Jesse,

If I may ask (and I promise I'm not trying to make this personal, I
really am just curious), what is the value of following 14,000 people?
 Surely you know anyone of them could send you a DM at any time?  How
do you keep up with them all?

Basically, what is your reason for following a large number of people?
(I have heard answers from other people following large volumes, but I
am curious about your use-case).

-Chad

On Thu, Apr 16, 2009 at 6:21 PM, Jesse Stay <[email protected]> wrote:
> On Thu, Apr 16, 2009 at 4:14 PM, Nicole Simon <[email protected]> wrote:
>>
>> On Fri, Apr 17, 2009 at 12:04 AM, Jesse Stay <[email protected]> wrote:
>>>>
>>>> If you don't have the time to do it, then hire somebody to do it.
>>>
>>> Am I really hearing this right?  So now *I* have to lose money because
>>> I'm getting spam??? Yeah right.
>>
>> If you do not know how to use the tools, then please use a manual. There
>> are enough
>> basic twitter books around.
>
> What does that have to do with me paying to stop receiving spam? Oh, you
> mean purchase your book.
>
>>>
>>> How do I switch off receiving DMs?  I get DMs no matter what.  I can turn
>>> off notifications, but not DMs.
>>
>> Twitter really has not a lot of options.
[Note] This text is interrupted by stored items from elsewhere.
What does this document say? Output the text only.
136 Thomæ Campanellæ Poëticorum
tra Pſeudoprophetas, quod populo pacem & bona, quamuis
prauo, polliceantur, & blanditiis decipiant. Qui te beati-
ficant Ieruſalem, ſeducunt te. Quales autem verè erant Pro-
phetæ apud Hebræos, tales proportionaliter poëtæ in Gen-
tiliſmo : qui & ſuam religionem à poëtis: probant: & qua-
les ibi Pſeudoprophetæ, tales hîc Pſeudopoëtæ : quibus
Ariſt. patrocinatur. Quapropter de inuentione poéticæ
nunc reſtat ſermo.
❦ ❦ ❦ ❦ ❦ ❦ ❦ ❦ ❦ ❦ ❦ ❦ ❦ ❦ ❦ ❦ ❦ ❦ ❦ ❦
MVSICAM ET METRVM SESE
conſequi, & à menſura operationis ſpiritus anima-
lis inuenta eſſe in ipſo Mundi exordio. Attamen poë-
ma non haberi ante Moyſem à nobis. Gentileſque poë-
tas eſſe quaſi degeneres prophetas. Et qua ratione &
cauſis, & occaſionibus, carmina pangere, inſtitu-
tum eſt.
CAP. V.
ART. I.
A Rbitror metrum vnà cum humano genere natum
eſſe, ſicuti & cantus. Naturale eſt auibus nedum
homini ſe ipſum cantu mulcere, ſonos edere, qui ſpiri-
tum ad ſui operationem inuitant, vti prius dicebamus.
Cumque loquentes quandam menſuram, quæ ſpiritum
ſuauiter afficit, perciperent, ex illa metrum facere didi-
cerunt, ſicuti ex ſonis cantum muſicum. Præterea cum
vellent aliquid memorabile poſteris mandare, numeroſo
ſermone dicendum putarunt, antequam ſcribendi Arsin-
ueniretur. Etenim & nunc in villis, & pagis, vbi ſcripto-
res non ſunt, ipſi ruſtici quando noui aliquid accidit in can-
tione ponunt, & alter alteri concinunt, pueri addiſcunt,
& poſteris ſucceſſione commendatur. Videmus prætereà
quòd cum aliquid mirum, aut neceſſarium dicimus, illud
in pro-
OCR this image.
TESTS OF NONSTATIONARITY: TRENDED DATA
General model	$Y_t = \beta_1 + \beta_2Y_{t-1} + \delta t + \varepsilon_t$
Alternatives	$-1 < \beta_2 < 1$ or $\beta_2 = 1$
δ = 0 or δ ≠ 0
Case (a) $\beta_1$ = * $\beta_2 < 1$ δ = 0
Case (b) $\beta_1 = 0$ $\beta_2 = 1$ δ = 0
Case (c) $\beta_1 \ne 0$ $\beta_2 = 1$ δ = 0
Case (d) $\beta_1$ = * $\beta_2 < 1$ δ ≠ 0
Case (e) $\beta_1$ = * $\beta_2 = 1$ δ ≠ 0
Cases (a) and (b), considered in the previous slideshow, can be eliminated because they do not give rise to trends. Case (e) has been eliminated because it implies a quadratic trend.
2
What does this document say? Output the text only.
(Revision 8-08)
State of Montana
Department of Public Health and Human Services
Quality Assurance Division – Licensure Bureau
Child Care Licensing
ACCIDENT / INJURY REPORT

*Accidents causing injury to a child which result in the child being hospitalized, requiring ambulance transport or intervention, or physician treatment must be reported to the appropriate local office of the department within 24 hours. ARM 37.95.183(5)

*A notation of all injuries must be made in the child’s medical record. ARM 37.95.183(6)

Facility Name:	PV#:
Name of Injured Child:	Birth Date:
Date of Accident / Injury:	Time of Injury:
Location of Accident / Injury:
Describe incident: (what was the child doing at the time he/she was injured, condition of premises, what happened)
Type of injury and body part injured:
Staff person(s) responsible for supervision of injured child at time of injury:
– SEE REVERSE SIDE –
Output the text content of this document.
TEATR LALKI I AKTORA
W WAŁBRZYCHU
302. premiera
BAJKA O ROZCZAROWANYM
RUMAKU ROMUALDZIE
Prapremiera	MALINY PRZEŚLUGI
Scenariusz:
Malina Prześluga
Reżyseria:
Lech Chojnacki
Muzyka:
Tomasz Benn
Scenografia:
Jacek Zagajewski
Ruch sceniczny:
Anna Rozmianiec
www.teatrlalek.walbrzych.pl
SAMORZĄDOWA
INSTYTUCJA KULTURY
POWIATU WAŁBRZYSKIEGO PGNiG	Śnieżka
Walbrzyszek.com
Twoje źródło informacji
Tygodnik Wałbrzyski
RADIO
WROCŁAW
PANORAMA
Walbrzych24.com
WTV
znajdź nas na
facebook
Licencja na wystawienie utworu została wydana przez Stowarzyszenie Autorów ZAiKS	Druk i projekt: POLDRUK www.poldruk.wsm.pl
If you do not know how to do
>> that, you obviously never looked.
>>
>> http://twitter.com/account/notifications
>
> I don't see anywhere on there that says "turn off my DMs".  I see plenty of
> "don't send me e-mail or SMS when I receive DM".  Nothing turns off my DMs.
>>
>> May I ask what you do on the _developper_ list if you do not even know
>> this much?
>
> Careful taking this argument personal - see my comment above.